Tanpa Beban (Eulogi untuk Marsianus Jawa)

0
687

Oleh: Robert Bala

24 Mei akan menjadi hari terakhir. 25 Mei Penjabat bupati lembata, Matheos Tan akan dilantik. Dengan itu, tugas pria kelahiran 8 Agustus 1965 itu juga berakhir. Dengan demikian, suami Yoram Enggelina Koy, S.Pd, M.Pd.Kim akan kembali ke Kupang. Tugas yang selam ini diemban sebagai Kepala Dinas Penanaman Modal dan Perizinan Terpadu Satu Pintu Provinsi Nusa Tenggara Timur sejak 2019 akan diteruskan.

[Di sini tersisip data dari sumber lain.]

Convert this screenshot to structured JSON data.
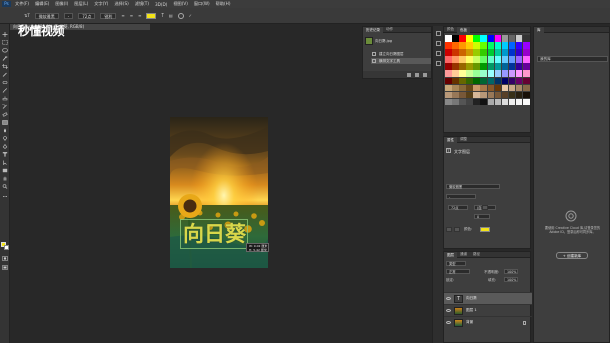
{
  "app": {
    "logo_text": "Ps",
    "menu": [
      "文件(F)",
      "编辑(E)",
      "图像(I)",
      "图层(L)",
      "文字(Y)",
      "选择(S)",
      "滤镜(T)",
      "3D(D)",
      "视图(V)",
      "窗口(W)",
      "帮助(H)"
    ]
  },
  "options_bar": {
    "font_family": "微软雅黑",
    "font_style": "-",
    "font_size": "72点",
    "antialias": "锐利",
    "text_color": "#f2e318"
  },
  "document": {
    "tab_title": "向日葵.psd @ 33.3% (向日葵, RGB/8)"
  },
  "watermark": {
    "text": "秒懂视频"
  },
  "artwork": {
    "overlay_text": "向日葵",
    "tooltip_line1": "W: 9.02 厘米",
    "tooltip_line2": "H: 5.42 厘米"
  },
  "history": {
    "tabs": [
      "历史记录",
      "动作"
    ],
    "snapshot_label": "向日葵.jpg",
    "items": [
      "建立向日葵图层",
      "横排文字工具"
    ],
    "active_item": 1
  },
  "swatches": {
    "tabs": [
      "颜色",
      "色板"
    ],
    "colors": [
      "#ffffff",
      "#000000",
      "#ff0000",
      "#ffff00",
      "#00ff00",
      "#00ffff",
      "#0000ff",
      "#ff00ff",
      "#999999",
      "#666666",
      "#cccccc",
      "#333333",
      "#ff3300",
      "#ff6600",
      "#ff9900",
      "#ffcc00",
      "#ccff00",
      "#66ff00",
      "#00ff66",
      "#00ffcc",
      "#00ccff",
      "#0066ff",
      "#3300ff",
      "#9900ff",
      "#cc0000",
      "#cc3300",
      "#cc6600",
      "#cc9900",
      "#99cc00",
      "#33cc00",
      "#00cc33",
      "#00cc99",
      "#0099cc",
      "#0033cc",
      "#3300cc",
      "#9900cc",
      "#ff6666",
      "#ff9966",
      "#ffcc66",
      "#ffff66",
      "#ccff66",
      "#66ff66",
      "#66ffcc",
      "#66ffff",
      "#66ccff",
      "#6699ff",
      "#9966ff",
      "#ff66ff",
      "#990000",
      "#993300",
      "#996600",
      "#999900",
      "#669900",
      "#009900",
      "#009966",
      "#009999",
      "#006699",
      "#003399",
      "#330099",
      "#660099",
      "#ff9999",
      "#ffcc99",
      "#ffff99",
      "#ccff99",
      "#99ff99",
      "#99ffcc",
      "#99ffff",
      "#99ccff",
      "#9999ff",
      "#cc99ff",
      "#ff99ff",
      "#ff99cc",
      "#660000",
      "#663300",
      "#666600",
      "#336600",
      "#006600",
      "#006633",
      "#006666",
      "#003366",
      "#000066",
      "#330066",
      "#660066",
      "#660033",
      "#c8a878",
      "#a88858",
      "#886838",
      "#684818",
      "#c89868",
      "#a87848",
      "#885828",
      "#683808",
      "#e8c8a8",
      "#c8a888",
      "#a88868",
      "#886848",
      "#b89878",
      "#987858",
      "#785838",
      "#584018",
      "#d8b898",
      "#b89878",
      "#987858",
      "#785838",
      "#584028",
      "#383018",
      "#282010",
      "#181008",
      "#888888",
      "#777777",
      "#555555",
      "#444444",
      "#222222",
      "#111111",
      "#aaaaaa",
      "#bbbbbb",
      "#dddddd",
      "#eeeeee",
      "#f5f5f5",
      "#fafafa"
    ]
  },
  "properties": {
    "tabs": [
      "属性",
      "调整"
    ],
    "title": "文字图层",
    "font_family": "微软雅黑",
    "font_style": "-",
    "font_size": "72点",
    "leading": "(自动)",
    "tracking": "0",
    "color_label": "颜色:",
    "text_color": "#f2e318"
  },
  "layers": {
    "tabs": [
      "图层",
      "通道",
      "路径"
    ],
    "kind_label": "类型",
    "blend_mode": "正常",
    "opacity_label": "不透明度:",
    "opacity": "100%",
    "lock_label": "锁定:",
    "fill_label": "填充:",
    "fill": "100%",
    "items": [
      {
        "name": "向日葵",
        "type": "text",
        "active": true
      },
      {
        "name": "图层 1",
        "type": "image",
        "active": false
      },
      {
        "name": "背景",
        "type": "image",
        "active": false
      }
    ]
  },
  "libraries": {
    "tabs": [
      "库"
    ],
    "dropdown": "我的库",
    "message": "要使用 Creative Cloud 库,请登录您的 Adobe ID。登录后即可同步库。",
    "sign_in_button": "+ 创建新库"
  }
}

Apa yang menarik dari pria asal Nangaroro yang setahun dipercayakan menakhkodai pemda Lembata ini?

Secara pribadi harus saya akui, hingga berakhirnya masa jabatannya di Pemda Lembata, saya sedikit pun tidak mengontaknya secara pribadi. Saya hanya sebatas memantau, menganalisis, dan mencermati melalui media.

Bahkan ketika ada kasus pemalangan jalan ke SMA SKO SMARD, saya sendiri tidak berniat mengontaknya sebagai Bupati. Bagi saya, profesionalisme seorang pimpinan akan terlihat dalam mencermati dan menindaklanjuti sebuah permasalahan.

Tetapi dalam ketiadaan kontak tidak berarti saya pasrah. Melalui jaringan media dan wartawan sekalian juga orang-orang hebat Lembata di Kupang saya ikut mencermati langkah beliau. Saya terdiam, terkesima, karena Marsianus tahu kepada siapa ia berkonsultasi dan jalan keluar cerdas apa yang akan dilaksanakan. Di situ terlihat kecerdasan dan ketulusannya tanpa perhitungan dan tanpa beban.

Demikian juga dalam proses pendirian Perguruan Tinggi di Lembata, tidak ada niat untuk mengontaknya. Tetapi saya dengar (karena saya tidak langsung berkontak) bahwa ia sangat antusias termasuk proaktif agar Pemda bisa berperan. Di situ yang membedakannya dari banyak pimpinan yang ‘jago buat perhitungan’. Itu berbeda dengan Jawa.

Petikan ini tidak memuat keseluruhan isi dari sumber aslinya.